Depuis août 2023, le juge a présidé cinq audiences au sujet de la motion des demandeurs concernant l’ordonnance rendue en vertu de l’article 7. Les demandeurs ont d’abord proposé un processus de règlement de réclamations prévoyant le renvoi de réclamations à des arbitres non judiciaires dont la décision serait confirmée par un juge. Le juge a rejeté cette proposition, citant notamment la compétence limitée de la Cour pour ce qui est d’ordonner des « innovations procédurales ».

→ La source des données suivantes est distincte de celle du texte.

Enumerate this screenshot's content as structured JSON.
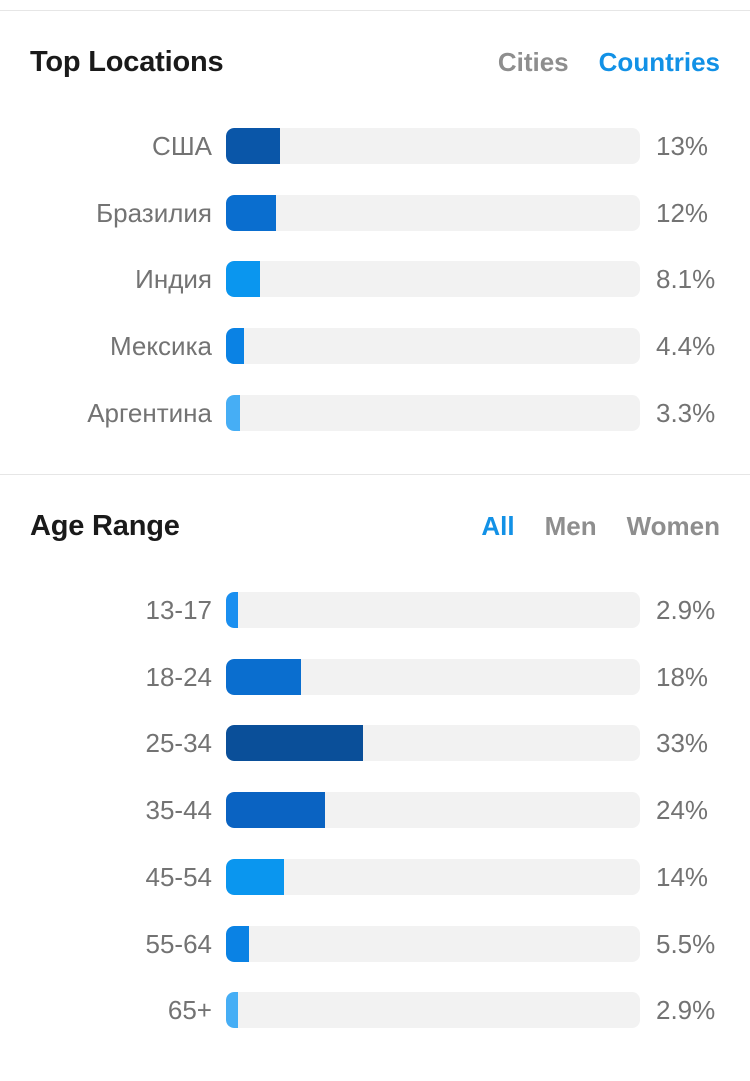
{
  "locations": {
    "title": "Top Locations",
    "tabs": [
      {
        "label": "Cities",
        "active": false
      },
      {
        "label": "Countries",
        "active": true
      }
    ],
    "rows": [
      {
        "label": "США",
        "value": "13%",
        "percent": 13,
        "color": "#0a56a8"
      },
      {
        "label": "Бразилия",
        "value": "12%",
        "percent": 12,
        "color": "#0a6ecf"
      },
      {
        "label": "Индия",
        "value": "8.1%",
        "percent": 8.1,
        "color": "#0a96ef"
      },
      {
        "label": "Мексика",
        "value": "4.4%",
        "percent": 4.4,
        "color": "#0a82e4"
      },
      {
        "label": "Аргентина",
        "value": "3.3%",
        "percent": 3.3,
        "color": "#46aef5"
      }
    ]
  },
  "ages": {
    "title": "Age Range",
    "tabs": [
      {
        "label": "All",
        "active": true
      },
      {
        "label": "Men",
        "active": false
      },
      {
        "label": "Women",
        "active": false
      }
    ],
    "rows": [
      {
        "label": "13-17",
        "value": "2.9%",
        "percent": 2.9,
        "color": "#1a8ff0"
      },
      {
        "label": "18-24",
        "value": "18%",
        "percent": 18,
        "color": "#0a6ecf"
      },
      {
        "label": "25-34",
        "value": "33%",
        "percent": 33,
        "color": "#0a4f99"
      },
      {
        "label": "35-44",
        "value": "24%",
        "percent": 24,
        "color": "#0a63c2"
      },
      {
        "label": "45-54",
        "value": "14%",
        "percent": 14,
        "color": "#0a96ef"
      },
      {
        "label": "55-64",
        "value": "5.5%",
        "percent": 5.5,
        "color": "#0a82e4"
      },
      {
        "label": "65+",
        "value": "2.9%",
        "percent": 2.9,
        "color": "#46aef5"
      }
    ]
  }
}
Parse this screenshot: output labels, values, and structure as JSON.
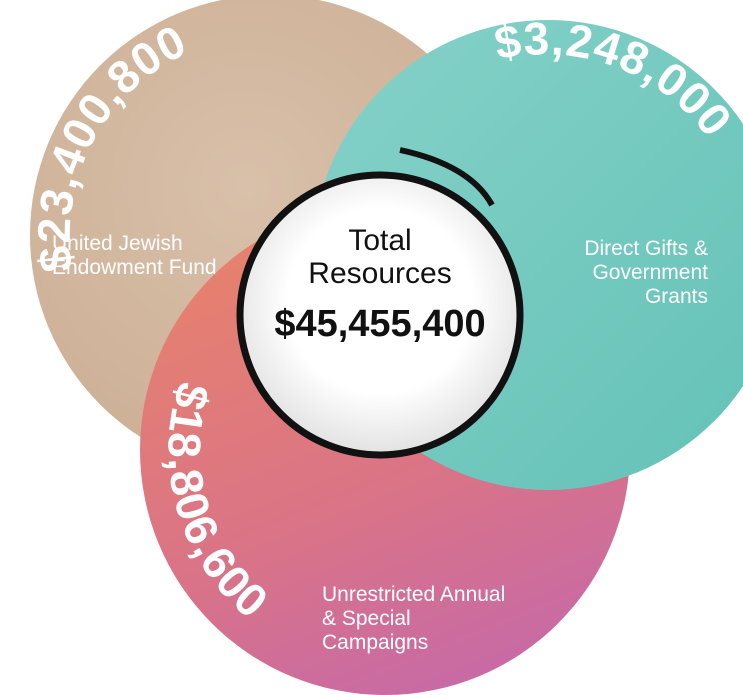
{
  "center": {
    "title": "Total Resources",
    "amount": "$45,455,400"
  },
  "nodes": [
    {
      "amount": "$23,400,800",
      "label": "United Jewish Endowment Fund"
    },
    {
      "amount": "$3,248,000",
      "label": "Direct Gifts & Government Grants"
    },
    {
      "amount": "$18,806,600",
      "label": "Unrestricted Annual & Special Campaigns"
    }
  ]
}
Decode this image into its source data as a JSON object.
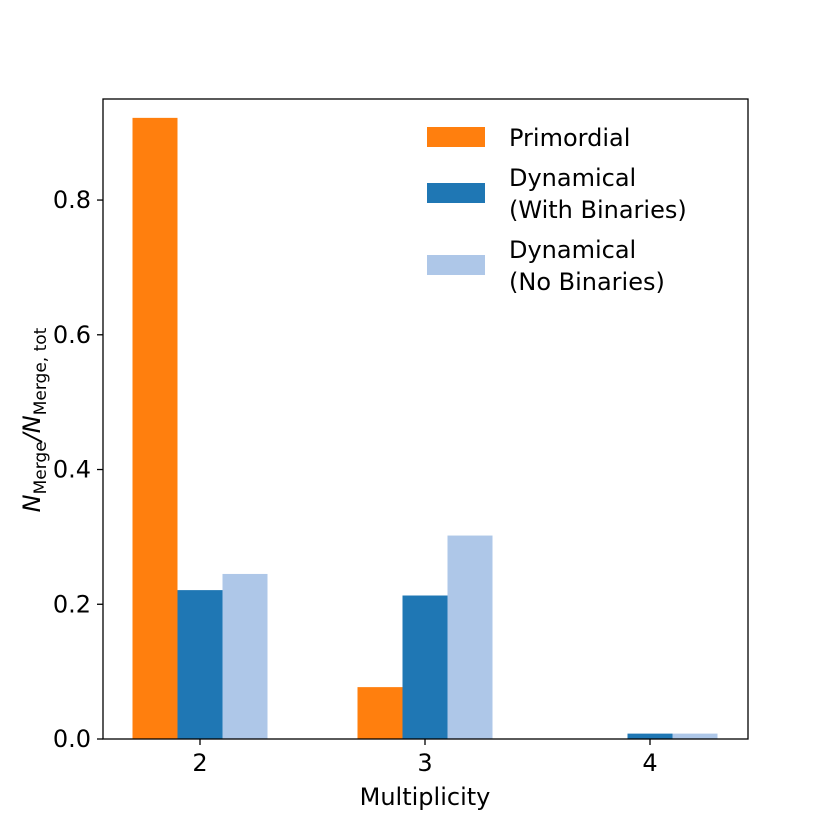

Le plan découlant de l’ordonnance rendue en vertu de l’article 7
Le juge a plutôt approuvé un processus sur mesure pour la transition du recours collectif vers un maximum de 60 recours joints avec option de participation, chacun visant une équipe, la ligue à laquelle elle appartient et la LCH. L’ordonnance rendue en vertu de l’article 7 prévoit aussi des dispositions sur le processus décisionnel applicable à ces recours, notamment dans un souci d’efficacité. Elle prévoit entre autres :
- la transmission d’un avis aux membres du groupe les informant du refus de certifier et de la possibilité de participer au recours s’appliquant à eux suivant la jonction (l’avis doit être transmis de façon directe, à l’aide des coordonnées dont disposent les défenderesses, et de façon indirecte, au moyen de publications sur le Web et les médias sociaux. De plus, les frais de cet avis incombent aux défenderesses);
- le processus que les demandeurs doivent suivre pour participer à un recours joint. Ils doivent notamment fournir l’information nécessaire aux avocats du groupe pour qu’ils les ajoutent au bon recours;
- des exigences pour le dépôt d’actes de procédure confidentiels, notamment celle de caviarder les renseignements nominatifs jusqu’à la clôture de la procédure écrite;
- l’obligation pour les demandeurs de proposer des offres de règlement spéciales;
- le processus de gestion des mises en cause;
- la gestion de l’instance par un seul juge pour tous les recours issus de la jonction;
- la considération du recours à des procès baromètres (bellwether).
Regard vers l’avenir
Comme nous l’avons mentionné, les demandeurs ont interjeté appel de l’ordonnance rendue en vertu de l’article 7. Reste que l’affaire Carcillo pourra servir de précédent aux tribunaux canadiens qui voudront mettre en place des processus similaires, même si on ne peut pas prédire s’ils rendront de telles ordonnances ou si les demandeurs en solliciteront. À ce jour, aucune autre décision se prévalant de l’article 7 de la Loi pour créer un processus semblable n’a été publiée. Dans le cas où les législateurs du Canada adopteraient un processus semblable à celui qui existe aux États-Unis pour les litiges multidistricts, et d’ici à ce qu’un tel processus soit en vigueur, l’ordonnance rendue en vertu de l’article 7 dans cette affaire peut servir de modèle pour la résolution de litiges en responsabilité délictuelle de masse lorsque ces litiges ne peuvent être certifiés à titre de recours collectif.
Bennett Jones représente les défenderesses.